Now he shakes his head once, sharp.

“Not gin,” he says. “Alex is allergic to juniper berries. He would’ve asked for Jinro.”

Not gently. Efficiently.

My spine goes rigid as adrenaline floods my mouth with the taste of copper.

“No, I—” I swallow. “I was sure he said gin.”

“Jinro,” Ever repeats, already reaching for the bottle. “Served neat. It’s an export from Japan.” He pours without measuring. “Smooth. Hint of sweetness.”

“Like you, Reva.” Shiloh appears at my shoulder, nudging my arm with the point of his elbow.

Heat blooms across my cheeks.

“She could’ve killed him,” Ever says, lifting his gaze to Shiloh. Not to me.

“You caught it. Go easy.”

I hate being saved. Again. And he’s right—if I’d served the wrong thing to a patron with an allergy, it wouldn’t matter that I know what to do in an emergency. It would still be on me.

“No, he’s right,” I say, snatching the filled glass the second Ever sets it down. “It won’t happen again.”

I pile the drinks on the tray, ignoring the heat. Ignoring the way both their gazes needle into my skin and somehow burrow beneath it without touching me.

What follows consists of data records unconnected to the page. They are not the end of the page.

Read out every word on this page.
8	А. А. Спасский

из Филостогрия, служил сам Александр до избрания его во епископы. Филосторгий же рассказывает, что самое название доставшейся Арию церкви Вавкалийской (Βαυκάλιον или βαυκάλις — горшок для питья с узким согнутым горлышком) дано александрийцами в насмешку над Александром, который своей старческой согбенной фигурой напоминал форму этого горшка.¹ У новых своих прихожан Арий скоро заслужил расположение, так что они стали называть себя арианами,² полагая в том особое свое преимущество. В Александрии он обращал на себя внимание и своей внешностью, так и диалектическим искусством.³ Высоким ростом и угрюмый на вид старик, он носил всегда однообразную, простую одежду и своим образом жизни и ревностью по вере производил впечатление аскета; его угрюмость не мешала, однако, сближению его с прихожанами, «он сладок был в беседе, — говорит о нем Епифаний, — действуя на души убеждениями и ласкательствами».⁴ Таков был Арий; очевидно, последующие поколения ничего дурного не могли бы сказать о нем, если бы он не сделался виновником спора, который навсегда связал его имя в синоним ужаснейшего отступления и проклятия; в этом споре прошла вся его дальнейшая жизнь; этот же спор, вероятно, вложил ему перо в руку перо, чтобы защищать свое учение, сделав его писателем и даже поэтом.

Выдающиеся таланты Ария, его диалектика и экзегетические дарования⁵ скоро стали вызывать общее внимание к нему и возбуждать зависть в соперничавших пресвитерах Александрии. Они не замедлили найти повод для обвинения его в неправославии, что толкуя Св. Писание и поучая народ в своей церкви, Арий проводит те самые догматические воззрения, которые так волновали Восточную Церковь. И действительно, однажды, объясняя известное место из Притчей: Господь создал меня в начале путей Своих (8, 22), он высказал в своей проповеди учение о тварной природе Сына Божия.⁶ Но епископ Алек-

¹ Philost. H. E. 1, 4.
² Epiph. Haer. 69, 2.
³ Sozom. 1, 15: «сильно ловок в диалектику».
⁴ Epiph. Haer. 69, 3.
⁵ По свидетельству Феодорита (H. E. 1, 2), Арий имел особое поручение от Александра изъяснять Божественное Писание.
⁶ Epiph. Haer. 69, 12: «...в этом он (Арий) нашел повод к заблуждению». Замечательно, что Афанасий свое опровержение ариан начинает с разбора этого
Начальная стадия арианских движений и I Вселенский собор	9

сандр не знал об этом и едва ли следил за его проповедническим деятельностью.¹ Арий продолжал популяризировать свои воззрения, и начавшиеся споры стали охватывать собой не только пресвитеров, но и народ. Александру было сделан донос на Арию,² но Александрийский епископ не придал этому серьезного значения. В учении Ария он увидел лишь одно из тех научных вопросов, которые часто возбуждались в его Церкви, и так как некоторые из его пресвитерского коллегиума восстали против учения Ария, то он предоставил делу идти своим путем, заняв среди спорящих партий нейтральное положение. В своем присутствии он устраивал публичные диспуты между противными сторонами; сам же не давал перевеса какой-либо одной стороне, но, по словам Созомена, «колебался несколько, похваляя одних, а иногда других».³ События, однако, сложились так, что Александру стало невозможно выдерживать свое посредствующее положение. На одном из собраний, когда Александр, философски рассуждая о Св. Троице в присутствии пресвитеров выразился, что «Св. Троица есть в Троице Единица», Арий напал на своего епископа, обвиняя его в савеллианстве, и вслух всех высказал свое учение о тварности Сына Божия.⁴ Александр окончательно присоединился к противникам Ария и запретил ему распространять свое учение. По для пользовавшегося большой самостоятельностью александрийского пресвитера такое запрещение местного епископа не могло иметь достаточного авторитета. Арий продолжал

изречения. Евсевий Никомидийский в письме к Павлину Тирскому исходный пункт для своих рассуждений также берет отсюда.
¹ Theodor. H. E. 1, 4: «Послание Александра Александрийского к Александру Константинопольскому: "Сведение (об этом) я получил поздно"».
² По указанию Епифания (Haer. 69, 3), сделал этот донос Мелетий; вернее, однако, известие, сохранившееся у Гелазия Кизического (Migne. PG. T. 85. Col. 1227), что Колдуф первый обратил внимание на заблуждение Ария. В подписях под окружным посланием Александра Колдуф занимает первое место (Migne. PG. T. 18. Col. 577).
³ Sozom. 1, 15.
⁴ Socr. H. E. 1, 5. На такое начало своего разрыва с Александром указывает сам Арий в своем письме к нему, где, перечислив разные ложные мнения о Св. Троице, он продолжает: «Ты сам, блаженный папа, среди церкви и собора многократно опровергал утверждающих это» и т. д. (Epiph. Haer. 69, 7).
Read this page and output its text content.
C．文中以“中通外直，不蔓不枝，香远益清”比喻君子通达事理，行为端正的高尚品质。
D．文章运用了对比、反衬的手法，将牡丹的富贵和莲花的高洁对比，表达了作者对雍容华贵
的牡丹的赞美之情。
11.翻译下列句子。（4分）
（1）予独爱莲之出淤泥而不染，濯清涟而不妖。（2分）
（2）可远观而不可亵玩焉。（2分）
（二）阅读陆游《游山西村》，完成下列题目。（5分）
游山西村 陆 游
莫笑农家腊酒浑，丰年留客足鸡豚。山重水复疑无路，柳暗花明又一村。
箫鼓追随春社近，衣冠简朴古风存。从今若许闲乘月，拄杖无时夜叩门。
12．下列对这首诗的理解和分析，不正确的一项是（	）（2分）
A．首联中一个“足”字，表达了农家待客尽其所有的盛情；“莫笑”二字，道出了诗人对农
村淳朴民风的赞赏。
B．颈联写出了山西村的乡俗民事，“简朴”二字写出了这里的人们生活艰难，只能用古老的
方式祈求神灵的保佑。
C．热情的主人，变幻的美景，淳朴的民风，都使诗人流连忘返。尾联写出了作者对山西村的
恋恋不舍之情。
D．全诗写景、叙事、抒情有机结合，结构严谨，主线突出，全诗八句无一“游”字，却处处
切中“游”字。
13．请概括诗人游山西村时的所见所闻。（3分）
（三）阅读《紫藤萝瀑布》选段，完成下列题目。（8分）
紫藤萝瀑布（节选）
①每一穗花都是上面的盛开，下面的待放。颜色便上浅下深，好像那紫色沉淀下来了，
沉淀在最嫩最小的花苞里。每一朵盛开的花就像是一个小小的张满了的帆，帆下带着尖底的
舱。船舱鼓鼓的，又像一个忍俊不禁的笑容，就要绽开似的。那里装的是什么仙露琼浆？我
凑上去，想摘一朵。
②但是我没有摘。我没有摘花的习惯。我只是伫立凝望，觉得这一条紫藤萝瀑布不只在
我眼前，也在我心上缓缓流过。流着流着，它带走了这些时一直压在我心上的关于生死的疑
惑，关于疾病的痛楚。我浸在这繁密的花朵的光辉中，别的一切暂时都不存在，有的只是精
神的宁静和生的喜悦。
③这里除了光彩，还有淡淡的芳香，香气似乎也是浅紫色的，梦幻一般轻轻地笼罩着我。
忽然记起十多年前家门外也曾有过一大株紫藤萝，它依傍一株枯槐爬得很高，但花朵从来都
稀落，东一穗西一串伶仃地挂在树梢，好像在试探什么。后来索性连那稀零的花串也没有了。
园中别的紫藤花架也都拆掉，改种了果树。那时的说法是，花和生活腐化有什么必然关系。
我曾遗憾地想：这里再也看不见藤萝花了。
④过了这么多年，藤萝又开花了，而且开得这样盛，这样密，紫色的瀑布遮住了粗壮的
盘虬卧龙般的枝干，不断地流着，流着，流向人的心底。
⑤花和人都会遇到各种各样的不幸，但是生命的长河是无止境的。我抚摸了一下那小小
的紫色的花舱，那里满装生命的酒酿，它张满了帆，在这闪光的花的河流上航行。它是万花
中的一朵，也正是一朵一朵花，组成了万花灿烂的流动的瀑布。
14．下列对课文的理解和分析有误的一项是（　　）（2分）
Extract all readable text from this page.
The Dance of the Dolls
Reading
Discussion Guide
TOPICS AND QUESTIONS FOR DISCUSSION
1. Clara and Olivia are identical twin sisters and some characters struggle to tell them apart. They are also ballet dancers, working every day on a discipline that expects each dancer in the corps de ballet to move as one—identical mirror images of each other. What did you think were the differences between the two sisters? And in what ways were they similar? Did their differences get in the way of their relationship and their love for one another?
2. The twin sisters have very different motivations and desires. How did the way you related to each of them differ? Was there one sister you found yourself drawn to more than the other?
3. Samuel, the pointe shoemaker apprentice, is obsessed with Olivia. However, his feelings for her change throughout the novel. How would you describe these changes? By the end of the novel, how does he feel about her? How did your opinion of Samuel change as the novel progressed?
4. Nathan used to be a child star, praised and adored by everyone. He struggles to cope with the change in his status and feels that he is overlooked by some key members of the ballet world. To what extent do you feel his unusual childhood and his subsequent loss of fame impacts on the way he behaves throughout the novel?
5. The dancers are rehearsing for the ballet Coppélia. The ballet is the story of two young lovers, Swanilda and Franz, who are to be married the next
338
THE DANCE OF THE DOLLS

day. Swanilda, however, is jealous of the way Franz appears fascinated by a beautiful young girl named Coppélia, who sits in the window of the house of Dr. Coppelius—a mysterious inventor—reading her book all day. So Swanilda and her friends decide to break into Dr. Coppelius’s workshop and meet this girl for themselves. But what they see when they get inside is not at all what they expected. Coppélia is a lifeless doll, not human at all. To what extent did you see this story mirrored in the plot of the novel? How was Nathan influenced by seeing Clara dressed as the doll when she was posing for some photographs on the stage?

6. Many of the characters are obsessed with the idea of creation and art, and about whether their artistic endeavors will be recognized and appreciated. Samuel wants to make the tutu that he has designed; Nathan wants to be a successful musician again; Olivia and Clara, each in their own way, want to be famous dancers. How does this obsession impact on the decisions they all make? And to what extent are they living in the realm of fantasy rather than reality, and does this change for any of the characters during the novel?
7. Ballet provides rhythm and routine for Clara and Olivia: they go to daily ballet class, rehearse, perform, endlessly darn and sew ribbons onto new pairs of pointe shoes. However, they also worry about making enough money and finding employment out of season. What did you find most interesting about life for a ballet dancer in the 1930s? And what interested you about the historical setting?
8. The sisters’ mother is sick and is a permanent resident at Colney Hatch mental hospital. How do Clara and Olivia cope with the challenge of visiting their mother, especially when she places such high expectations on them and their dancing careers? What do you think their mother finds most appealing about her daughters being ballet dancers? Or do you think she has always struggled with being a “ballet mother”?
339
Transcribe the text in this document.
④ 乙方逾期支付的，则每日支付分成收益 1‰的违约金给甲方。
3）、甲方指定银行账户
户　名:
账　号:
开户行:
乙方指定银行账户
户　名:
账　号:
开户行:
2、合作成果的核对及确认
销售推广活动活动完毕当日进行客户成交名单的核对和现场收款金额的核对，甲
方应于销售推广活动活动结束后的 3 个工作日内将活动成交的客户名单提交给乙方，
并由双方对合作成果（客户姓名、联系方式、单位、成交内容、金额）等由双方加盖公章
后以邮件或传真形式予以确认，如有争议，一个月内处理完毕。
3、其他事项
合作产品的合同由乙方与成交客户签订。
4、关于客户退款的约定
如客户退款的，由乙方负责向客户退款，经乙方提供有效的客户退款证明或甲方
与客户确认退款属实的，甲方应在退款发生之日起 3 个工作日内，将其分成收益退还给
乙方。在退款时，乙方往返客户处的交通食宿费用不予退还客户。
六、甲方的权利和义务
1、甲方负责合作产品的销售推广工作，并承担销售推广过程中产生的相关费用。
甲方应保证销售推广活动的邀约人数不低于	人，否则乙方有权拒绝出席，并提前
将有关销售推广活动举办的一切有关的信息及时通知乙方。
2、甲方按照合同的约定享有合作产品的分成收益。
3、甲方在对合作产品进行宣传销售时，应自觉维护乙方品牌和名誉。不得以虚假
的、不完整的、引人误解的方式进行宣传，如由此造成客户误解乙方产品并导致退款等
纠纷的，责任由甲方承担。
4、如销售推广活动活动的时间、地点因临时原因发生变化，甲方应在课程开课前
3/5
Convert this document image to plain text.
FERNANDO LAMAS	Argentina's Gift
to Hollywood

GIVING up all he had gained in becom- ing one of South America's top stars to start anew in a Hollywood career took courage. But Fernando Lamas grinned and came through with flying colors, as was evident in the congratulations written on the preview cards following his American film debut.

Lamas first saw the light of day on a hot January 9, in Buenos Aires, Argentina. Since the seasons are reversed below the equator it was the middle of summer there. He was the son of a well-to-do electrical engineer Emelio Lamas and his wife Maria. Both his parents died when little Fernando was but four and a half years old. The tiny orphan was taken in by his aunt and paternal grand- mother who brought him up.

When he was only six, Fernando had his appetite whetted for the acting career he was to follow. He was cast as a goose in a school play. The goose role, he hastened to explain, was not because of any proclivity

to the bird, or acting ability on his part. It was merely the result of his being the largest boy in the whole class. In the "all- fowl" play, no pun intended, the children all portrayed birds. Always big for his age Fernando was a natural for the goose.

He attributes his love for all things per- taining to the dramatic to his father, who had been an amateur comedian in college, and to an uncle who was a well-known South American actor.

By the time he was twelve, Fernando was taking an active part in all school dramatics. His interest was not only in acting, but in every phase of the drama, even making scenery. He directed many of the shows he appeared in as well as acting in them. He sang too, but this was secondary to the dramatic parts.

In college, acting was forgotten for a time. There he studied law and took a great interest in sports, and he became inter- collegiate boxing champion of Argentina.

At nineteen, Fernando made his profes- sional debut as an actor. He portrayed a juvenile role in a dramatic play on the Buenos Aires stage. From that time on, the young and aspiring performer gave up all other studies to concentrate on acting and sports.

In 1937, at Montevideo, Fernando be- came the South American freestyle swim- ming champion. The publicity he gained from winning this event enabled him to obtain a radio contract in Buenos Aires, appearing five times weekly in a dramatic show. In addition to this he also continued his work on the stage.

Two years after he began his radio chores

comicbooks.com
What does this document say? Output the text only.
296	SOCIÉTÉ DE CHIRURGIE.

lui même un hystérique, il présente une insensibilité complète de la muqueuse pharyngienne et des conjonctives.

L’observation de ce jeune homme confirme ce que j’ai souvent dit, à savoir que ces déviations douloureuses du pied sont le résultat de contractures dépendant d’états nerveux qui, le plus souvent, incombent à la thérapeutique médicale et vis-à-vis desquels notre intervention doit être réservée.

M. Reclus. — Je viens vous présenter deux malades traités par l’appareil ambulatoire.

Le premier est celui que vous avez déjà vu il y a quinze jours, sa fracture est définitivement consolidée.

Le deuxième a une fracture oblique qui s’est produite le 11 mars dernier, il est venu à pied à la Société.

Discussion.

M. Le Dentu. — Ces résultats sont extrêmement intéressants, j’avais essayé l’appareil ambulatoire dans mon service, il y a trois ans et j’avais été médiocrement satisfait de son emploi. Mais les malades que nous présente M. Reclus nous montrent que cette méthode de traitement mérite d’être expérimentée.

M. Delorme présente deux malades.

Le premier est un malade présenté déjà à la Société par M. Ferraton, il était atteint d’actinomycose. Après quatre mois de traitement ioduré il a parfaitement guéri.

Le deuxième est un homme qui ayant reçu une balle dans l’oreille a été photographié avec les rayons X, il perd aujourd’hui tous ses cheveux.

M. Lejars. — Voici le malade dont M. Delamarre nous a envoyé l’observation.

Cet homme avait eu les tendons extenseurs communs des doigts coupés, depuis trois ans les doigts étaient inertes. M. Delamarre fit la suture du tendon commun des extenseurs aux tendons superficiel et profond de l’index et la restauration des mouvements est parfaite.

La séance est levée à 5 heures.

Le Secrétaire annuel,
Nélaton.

They’re dangerous. Especially when they’re right. Flushed, I carry the drinks to the table, throat tight the whole way.

Fuck Shiloh and his flirting, even though I know why he does it. He breathes sin and charisma constantly, but it’s dual-purpose—disarms patrons, smooths tension, oils the gears.

When he focuses on me, though, it feels like something else. Like he’s keeping me within arm’s reach. Like he wants me aware he’s there.

Hungry.

Which means I need to get my answers before his effortless charm wears me down again. Before I start mistaking attention for safety. Before I forget why I came.

Teeth grinding, jaw clenched, I cut back through the room toward Sonny, who greets me with two thumbs up.

“Girl, keep your wits,” she says, jerking her nose toward Shiloh. “I see him looking. He’s a pirate, that one. And who the hell cares, because he’s damn fine to look at.”

I sniff. “He’s looking but I’m not looking back.”

“Keep telling yourself that. Don’t shit where you eat,” Sonny says. “Or don’t get your honey where you make your money. Whatever version you like.”

“Either works,” I mutter. “I prefer the first.”

It gets the job done in simpler terms. I spare another look at Shiloh and find him watching me.